Friday, February 17, 2006

Bruce Springsteen - BootLeg City (CD)

"Some guys they just give up living
And start dying little by little, piece by piece
Some guys come home from work and wash up
And go racin' in the street"

- Racing In the Street, Bruce Springsteen

Bruce Springsteen's early, classic songs captured the feelings of the generation that straddled the hippies and the yuppies. It was a generation caught between the self-less idealism of the 1960's and the selfish materialism of the 80's. Vietnam Veterans and flower children alike had turned their heads from the shame of their murdered ideals. Life had turned into a malaise of Watergate, factory closings, double-digit inflation, and apathy. Music turned inward. Introspective singer-songwriters became popular, while many young people turned to the nihilism of punk or the fantasy of disco. But then, from the restlessness of a small town in New Jersey, these four-barreled street-rod ballads of desperate hope came roaring across the land.

This week I've been listening to the above CD as I drive to and from work. Springsteen's songs describe a New Jersey that no longer exists in time or space. It's all over and gone now, and I don't expect these rock songs could possibly resonate with the youth of today.

The best cuts on the disk are three extended, exuberant-with-life, anthem-like live performances on of Racing in the Street, Because the Night, and Back Streets. The songs are a thematic continuum of failure, hope, guilt, redemption, and just plain-old, adolescent, busting loose. "Running for our lives at night on them backstreets." Thunder Road fits in perfectly, but it's performed more as a good time crowd pleaser than the engine-roaring escape from small town despair denoted by the lyrics.

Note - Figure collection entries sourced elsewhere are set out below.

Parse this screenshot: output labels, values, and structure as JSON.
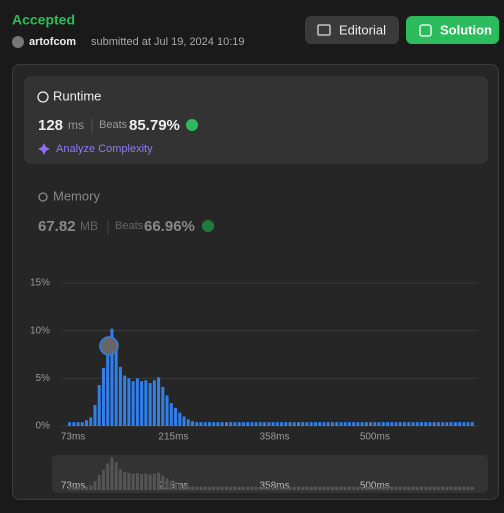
{
  "header": {
    "status": "Accepted",
    "user": "artofcom",
    "submitted": "submitted at Jul 19, 2024 10:19",
    "editorial": "Editorial",
    "solution": "Solution"
  },
  "runtime": {
    "label": "Runtime",
    "value": "128",
    "unit": "ms",
    "beats_label": "Beats",
    "beats": "85.79%",
    "analyze": "Analyze Complexity"
  },
  "memory": {
    "label": "Memory",
    "value": "67.82",
    "unit": "MB",
    "beats_label": "Beats",
    "beats": "66.96%"
  },
  "chart_data": {
    "type": "bar",
    "color": "#2f80ed",
    "grid": true,
    "x": [
      68,
      74,
      80,
      86,
      92,
      98,
      104,
      110,
      116,
      122,
      128,
      134,
      140,
      146,
      152,
      158,
      164,
      170,
      176,
      182,
      188,
      194,
      200,
      206,
      212,
      218,
      224,
      230,
      236,
      242,
      248,
      254,
      260,
      266,
      272,
      278,
      284,
      290,
      296,
      302,
      308,
      314,
      320,
      326,
      332,
      338,
      344,
      350,
      356,
      362,
      368,
      374,
      380,
      386,
      392,
      398,
      404,
      410,
      416,
      422,
      428,
      434,
      440,
      446,
      452,
      458,
      464,
      470,
      476,
      482,
      488,
      494,
      500,
      506,
      512,
      518,
      524,
      530,
      536,
      542,
      548,
      554,
      560,
      566,
      572,
      578,
      584,
      590,
      596,
      602,
      608,
      614,
      620,
      626,
      632,
      638
    ],
    "values": [
      0.4,
      0.4,
      0.4,
      0.4,
      0.6,
      0.9,
      2.2,
      4.3,
      6.1,
      8.1,
      10.2,
      8.6,
      6.2,
      5.3,
      5.0,
      4.7,
      5.0,
      4.7,
      4.8,
      4.5,
      4.8,
      5.1,
      4.1,
      3.2,
      2.4,
      1.9,
      1.4,
      1.0,
      0.7,
      0.5,
      0.4,
      0.4,
      0.4,
      0.4,
      0.4,
      0.4,
      0.4,
      0.4,
      0.4,
      0.4,
      0.4,
      0.4,
      0.4,
      0.4,
      0.4,
      0.4,
      0.4,
      0.4,
      0.4,
      0.4,
      0.4,
      0.4,
      0.4,
      0.4,
      0.4,
      0.4,
      0.4,
      0.4,
      0.4,
      0.4,
      0.4,
      0.4,
      0.4,
      0.4,
      0.4,
      0.4,
      0.4,
      0.4,
      0.4,
      0.4,
      0.4,
      0.4,
      0.4,
      0.4,
      0.4,
      0.4,
      0.4,
      0.4,
      0.4,
      0.4,
      0.4,
      0.4,
      0.4,
      0.4,
      0.4,
      0.4,
      0.4,
      0.4,
      0.4,
      0.4,
      0.4,
      0.4,
      0.4,
      0.4,
      0.4,
      0.4
    ],
    "xlim": [
      63,
      646
    ],
    "ylim": [
      0,
      15
    ],
    "xticks": [
      {
        "value": 73,
        "label": "73ms"
      },
      {
        "value": 215,
        "label": "215ms"
      },
      {
        "value": 358,
        "label": "358ms"
      },
      {
        "value": 500,
        "label": "500ms"
      }
    ],
    "yticks": [
      {
        "value": 0,
        "label": "0%"
      },
      {
        "value": 5,
        "label": "5%"
      },
      {
        "value": 10,
        "label": "10%"
      },
      {
        "value": 15,
        "label": "15%"
      }
    ]
  }
}
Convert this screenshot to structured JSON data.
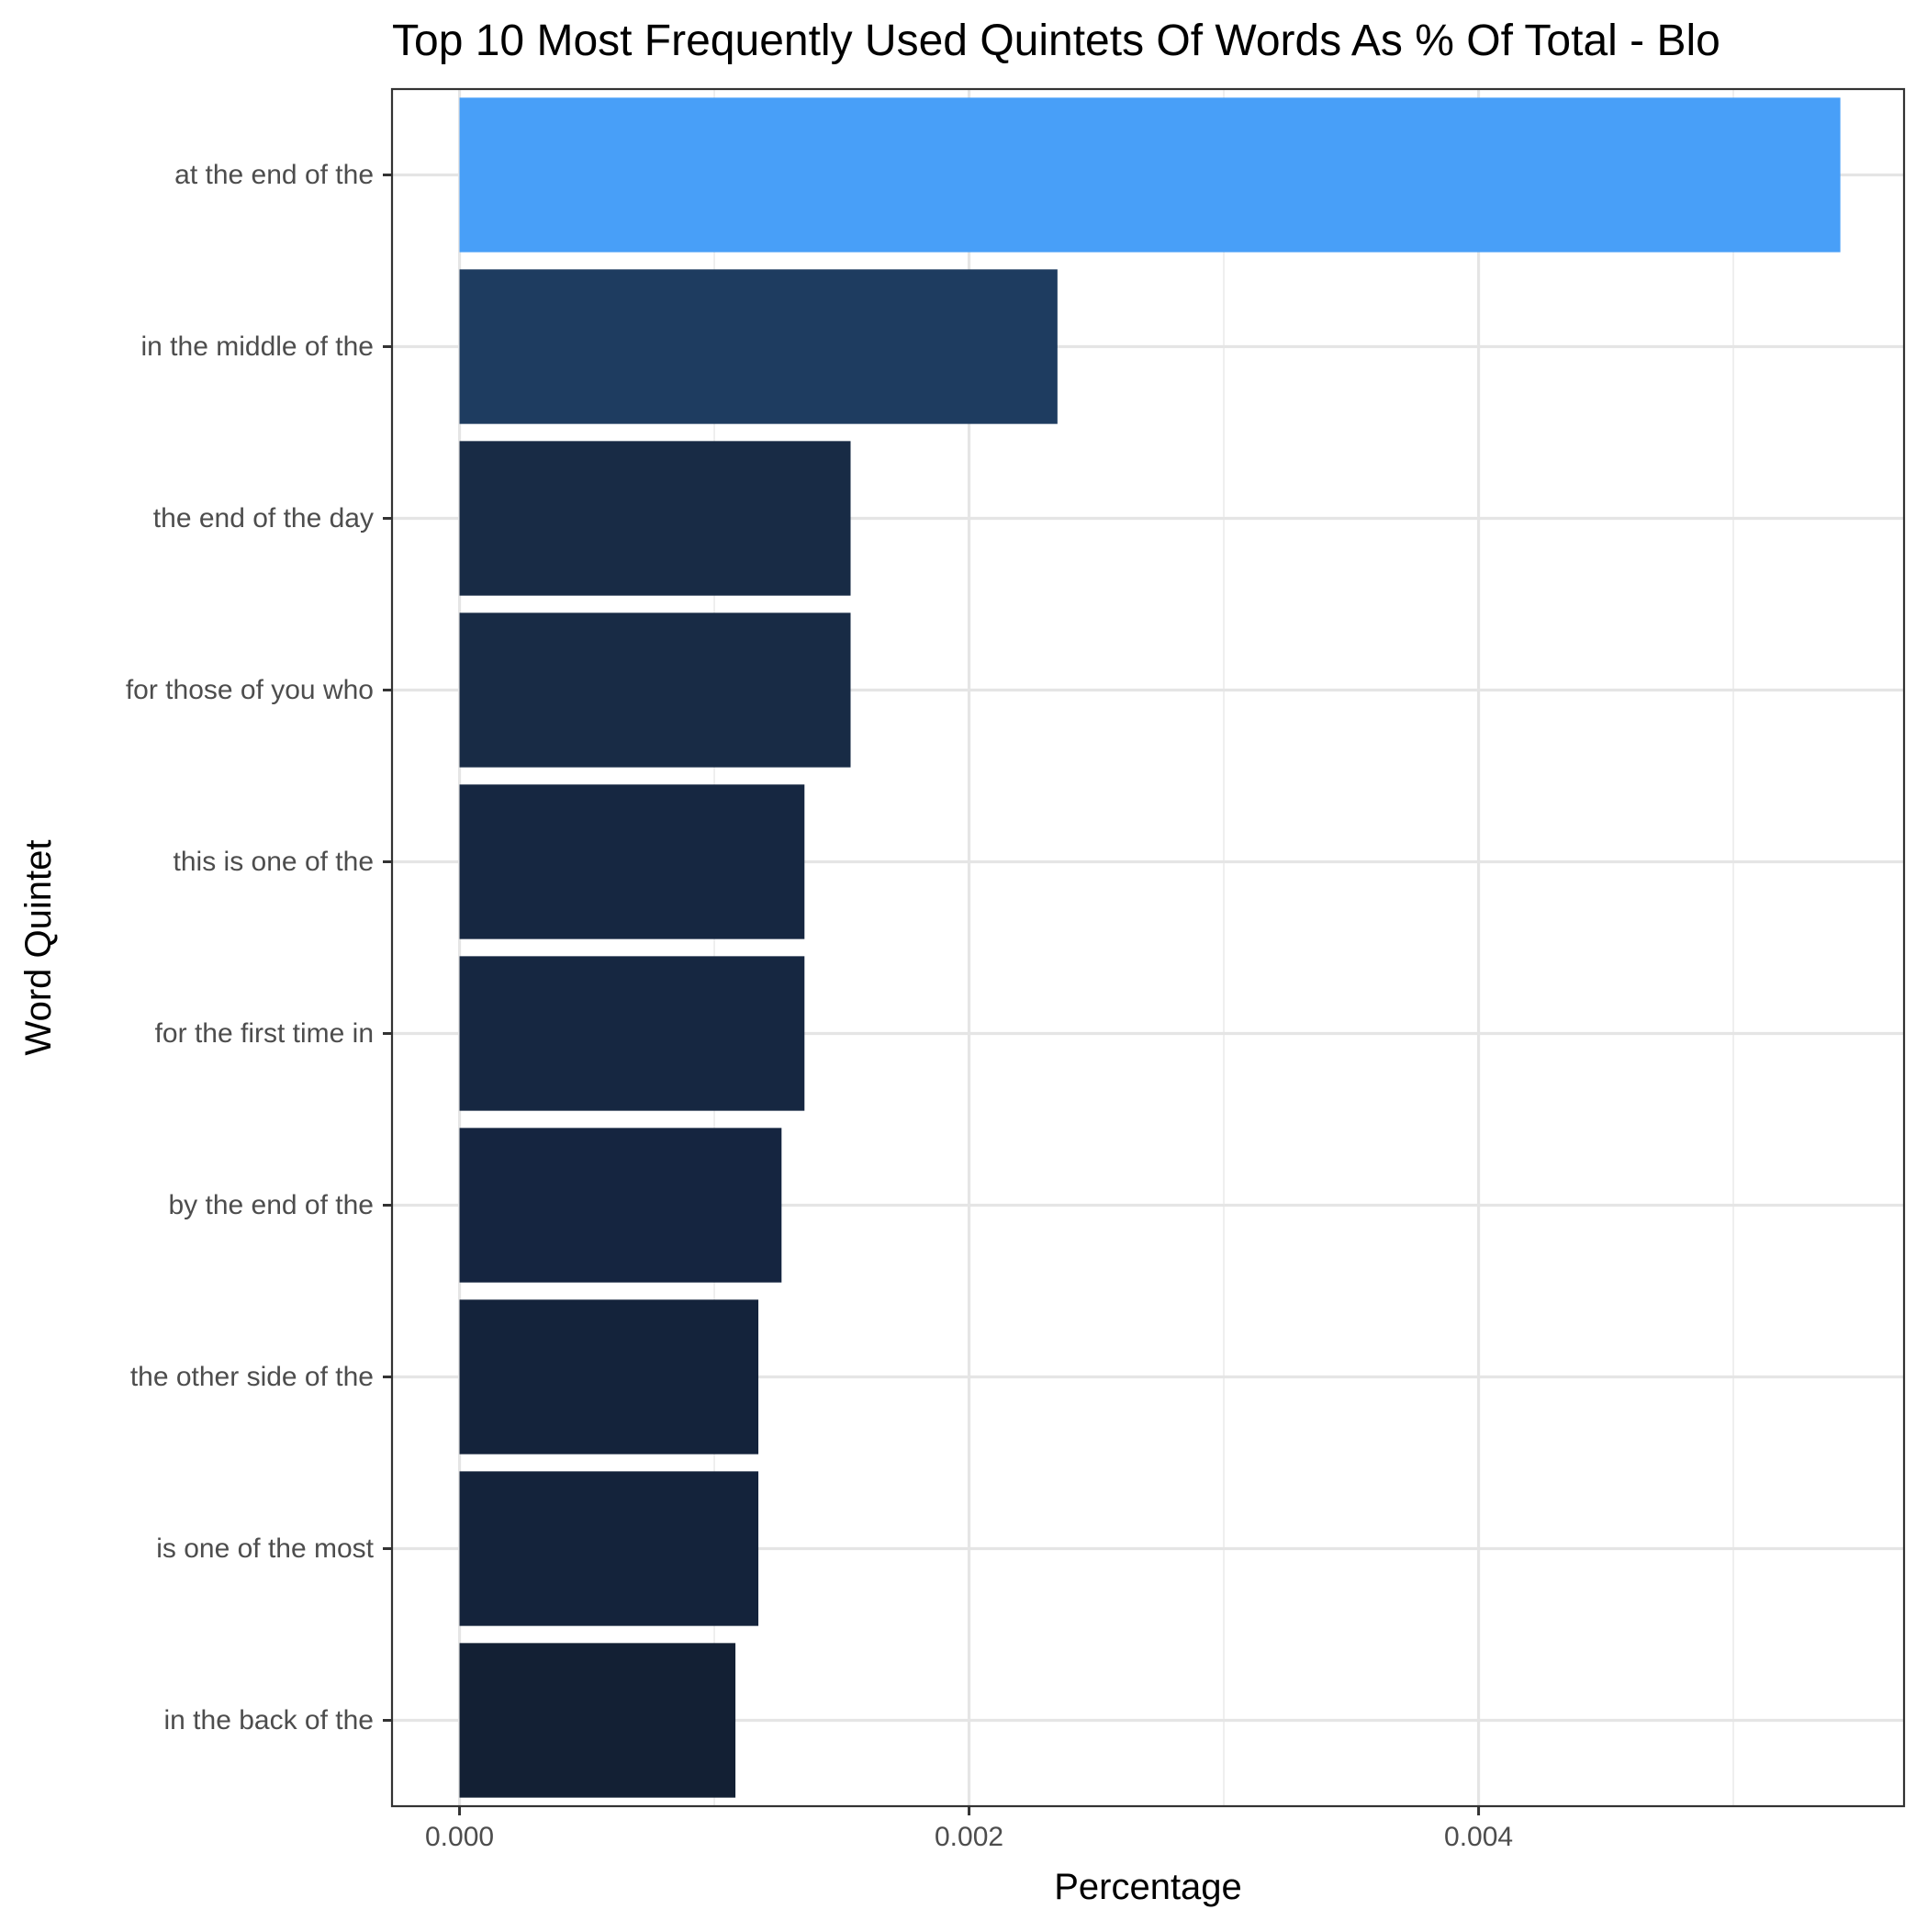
{
  "chart_data": {
    "type": "bar",
    "orientation": "horizontal",
    "title": "Top 10 Most Frequently Used Quintets Of Words As % Of Total - Blo",
    "xlabel": "Percentage",
    "ylabel": "Word Quintet",
    "xlim": [
      -0.000265,
      0.00567
    ],
    "xticks": [
      0.0,
      0.002,
      0.004
    ],
    "xtick_labels": [
      "0.000",
      "0.002",
      "0.004"
    ],
    "grid": true,
    "legend": "none",
    "categories": [
      "at the end of the",
      "in the middle of the",
      "the end of the day",
      "for those of you who",
      "this is one of the",
      "for the first time in",
      "by the end of the",
      "the other side of the",
      "is one of the most",
      "in the back of the"
    ],
    "values": [
      0.00542,
      0.002347,
      0.001535,
      0.001535,
      0.001354,
      0.001354,
      0.001264,
      0.001173,
      0.001173,
      0.001083
    ],
    "colors": [
      "#489FF8",
      "#1E3C60",
      "#182B45",
      "#182B45",
      "#162741",
      "#162741",
      "#152540",
      "#14233B",
      "#14233B",
      "#132034"
    ]
  }
}
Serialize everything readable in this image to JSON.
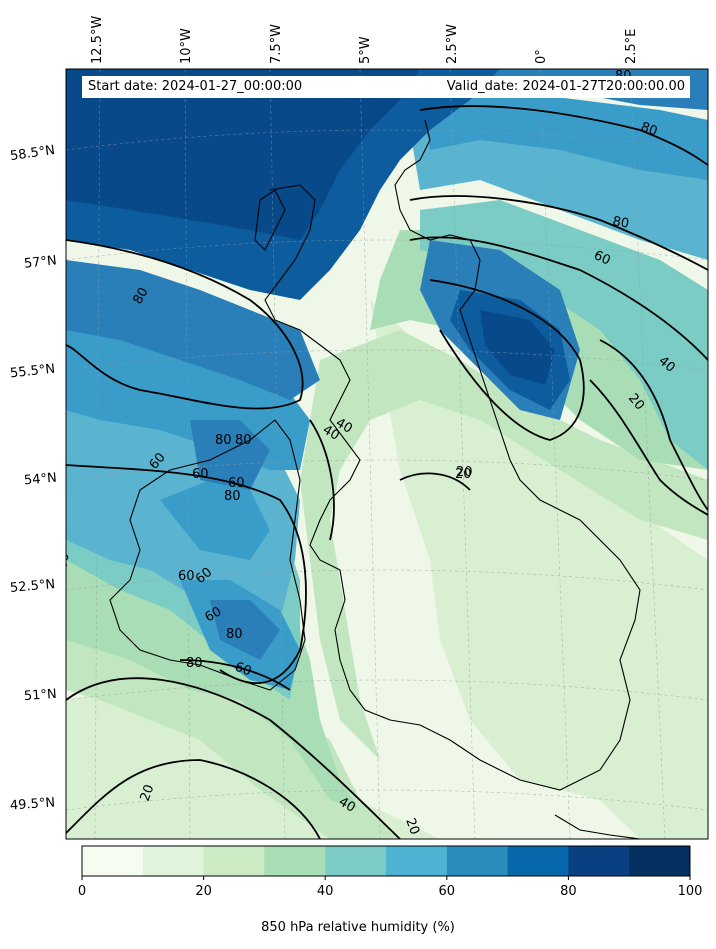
{
  "info": {
    "start_date": "Start date: 2024-01-27_00:00:00",
    "valid_date": "Valid_date: 2024-01-27T20:00:00.00"
  },
  "lon_ticks": [
    "12.5°W",
    "10°W",
    "7.5°W",
    "5°W",
    "2.5°W",
    "0°",
    "2.5°E"
  ],
  "lat_ticks": [
    "58.5°N",
    "57°N",
    "55.5°N",
    "54°N",
    "52.5°N",
    "51°N",
    "49.5°N"
  ],
  "contour_labels": [
    "80",
    "80",
    "60",
    "40",
    "20",
    "80",
    "60",
    "40",
    "20",
    "80",
    "80",
    "60",
    "60",
    "80",
    "60",
    "60",
    "80",
    "60",
    "80",
    "60",
    "40",
    "20",
    "20",
    "40",
    "20",
    "60",
    "80"
  ],
  "colorbar": {
    "label": "850 hPa relative humidity (%)",
    "ticks": [
      "0",
      "20",
      "40",
      "60",
      "80",
      "100"
    ],
    "colors": [
      "#f7fcf0",
      "#e0f3db",
      "#ccebc5",
      "#a8ddb5",
      "#7bccc4",
      "#4eb3d3",
      "#2b8cbe",
      "#0868ac",
      "#084081",
      "#053061"
    ],
    "min": 0,
    "max": 100
  },
  "palette": {
    "very_dry": "#eef7e8",
    "dry": "#d8efd2",
    "light": "#c2e7c0",
    "mid_green": "#a8ddb5",
    "teal": "#7bccc4",
    "light_blue": "#5ab4d0",
    "blue": "#3a9cc8",
    "mid_blue": "#2a7fb8",
    "dark_blue": "#0c5c9e",
    "deep_blue": "#08498a",
    "coast": "#000000"
  }
}
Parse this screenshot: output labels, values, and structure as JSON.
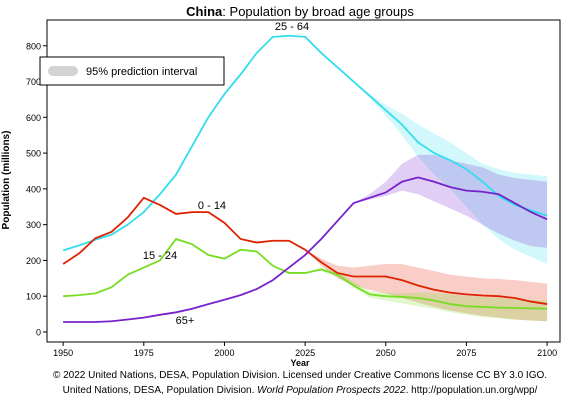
{
  "chart_data": {
    "type": "line",
    "title_country": "China",
    "title_rest": ": Population by broad age groups",
    "xlabel": "Year",
    "ylabel": "Population (millions)",
    "legend_label": "95% prediction interval",
    "legend_color": "#d3d3d3",
    "footer_line1": "© 2022 United Nations, DESA, Population Division. Licensed under Creative Commons license CC BY 3.0 IGO.",
    "footer_line2_start": "United Nations, DESA, Population Division. ",
    "footer_line2_italic": "World Population Prospects 2022",
    "footer_line2_end": ". http://population.un.org/wpp/",
    "xlim": [
      1945,
      2104
    ],
    "ylim": [
      -28,
      872
    ],
    "xticks": [
      1950,
      1975,
      2000,
      2025,
      2050,
      2075,
      2100
    ],
    "yticks": [
      0,
      100,
      200,
      300,
      400,
      500,
      600,
      700,
      800
    ],
    "x": [
      1950,
      1955,
      1960,
      1965,
      1970,
      1975,
      1980,
      1985,
      1990,
      1995,
      2000,
      2005,
      2010,
      2015,
      2020,
      2025,
      2030,
      2035,
      2040,
      2045,
      2050,
      2055,
      2060,
      2065,
      2070,
      2075,
      2080,
      2085,
      2090,
      2095,
      2100
    ],
    "series": [
      {
        "name": "25 - 64",
        "color": "#33dded",
        "values": [
          228,
          242,
          258,
          272,
          300,
          335,
          385,
          440,
          520,
          600,
          665,
          720,
          780,
          825,
          828,
          825,
          780,
          740,
          700,
          660,
          620,
          580,
          530,
          500,
          480,
          455,
          420,
          380,
          355,
          340,
          325
        ],
        "interval": {
          "x": [
            2025,
            2030,
            2035,
            2040,
            2045,
            2050,
            2055,
            2060,
            2065,
            2070,
            2075,
            2080,
            2085,
            2090,
            2095,
            2100
          ],
          "lower": [
            825,
            780,
            740,
            700,
            655,
            605,
            550,
            490,
            440,
            400,
            350,
            300,
            260,
            230,
            210,
            190
          ],
          "upper": [
            825,
            780,
            740,
            700,
            665,
            635,
            610,
            580,
            555,
            530,
            500,
            470,
            455,
            445,
            440,
            435
          ]
        }
      },
      {
        "name": "0 - 14",
        "color": "#dd2200",
        "values": [
          190,
          220,
          262,
          280,
          320,
          375,
          355,
          330,
          335,
          335,
          305,
          260,
          250,
          255,
          255,
          230,
          195,
          165,
          155,
          155,
          155,
          145,
          130,
          118,
          110,
          105,
          102,
          100,
          95,
          85,
          78
        ],
        "interval": {
          "x": [
            2025,
            2030,
            2035,
            2040,
            2045,
            2050,
            2055,
            2060,
            2065,
            2070,
            2075,
            2080,
            2085,
            2090,
            2095,
            2100
          ],
          "lower": [
            230,
            185,
            150,
            130,
            118,
            108,
            95,
            82,
            70,
            60,
            52,
            45,
            40,
            35,
            32,
            30
          ],
          "upper": [
            230,
            205,
            185,
            180,
            185,
            190,
            190,
            180,
            170,
            160,
            155,
            150,
            148,
            145,
            140,
            135
          ]
        }
      },
      {
        "name": "15 - 24",
        "color": "#77dd22",
        "values": [
          100,
          103,
          108,
          125,
          160,
          180,
          200,
          260,
          245,
          215,
          205,
          230,
          225,
          185,
          165,
          165,
          175,
          160,
          130,
          105,
          100,
          98,
          95,
          88,
          78,
          72,
          70,
          68,
          67,
          66,
          65
        ],
        "interval": {
          "x": [
            2025,
            2030,
            2035,
            2040,
            2045,
            2050,
            2055,
            2060,
            2065,
            2070,
            2075,
            2080,
            2085,
            2090,
            2095,
            2100
          ],
          "lower": [
            165,
            170,
            155,
            125,
            95,
            88,
            80,
            72,
            65,
            55,
            48,
            42,
            38,
            35,
            32,
            30
          ],
          "upper": [
            165,
            180,
            170,
            140,
            115,
            110,
            108,
            110,
            110,
            105,
            100,
            98,
            95,
            92,
            90,
            88
          ]
        }
      },
      {
        "name": "65+",
        "color": "#7722cc",
        "values": [
          28,
          28,
          28,
          30,
          35,
          40,
          48,
          55,
          65,
          78,
          90,
          103,
          120,
          145,
          180,
          215,
          260,
          310,
          360,
          375,
          390,
          420,
          432,
          420,
          405,
          395,
          392,
          385,
          360,
          335,
          315
        ],
        "interval": {
          "x": [
            2025,
            2030,
            2035,
            2040,
            2045,
            2050,
            2055,
            2060,
            2065,
            2070,
            2075,
            2080,
            2085,
            2090,
            2095,
            2100
          ],
          "lower": [
            215,
            260,
            310,
            360,
            370,
            380,
            395,
            385,
            365,
            345,
            325,
            300,
            275,
            255,
            240,
            235
          ],
          "upper": [
            215,
            260,
            310,
            360,
            385,
            420,
            470,
            495,
            495,
            480,
            470,
            460,
            440,
            430,
            425,
            420
          ]
        }
      }
    ]
  }
}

James Taylor shares the vocals with Bruce on The River. It must have been a great live performance, but on the recording both men sound like they are singing with their heads inside a garbage can. It is a bootleg, after all. The other cuts on the CD are not worth the price of air. The Promise is a somber downer, although the lyrics standout. Empty Sky is lousy, but the lyrics hold up there as well.

The best cut of the CD is Racing in the Street. Bruce sings it with such passionate conviction that it becomes more than just about racing cars. It's about wanting a life and everything you ever wanted to do in your life. "Desire and hunger is the fire I breathe."

Springsteen has captured what it feels like to be an adolescent crossing the transom into adulthood. It's about getting a little money, a car, a girlfriend, the escape to the freedom of the road, and the excitement of all the unknown, pregnant possibilities of life ahead. "Hey I know it's late we can make it if we run. It's town full of losers, and I'm pulling out of here to win."

The Song List:

1. Empty Sky (Guitar acoustic)
2. The River (w/ James Taylor)
3. The Promise
4. Hearts of Stone
5. Sad Eyes
6. Racing in the Street *
7. Thunder Road *
8. Because the Night *
9. Backstreets (Extended arrangement) *
10. Chimes of Freedom ^
11. Can't Help Falling in Love with You ^

* Winterland '78
^ Europe '88

I'd like to thank my friend  BB for making a copy of the CD for me about two years ago.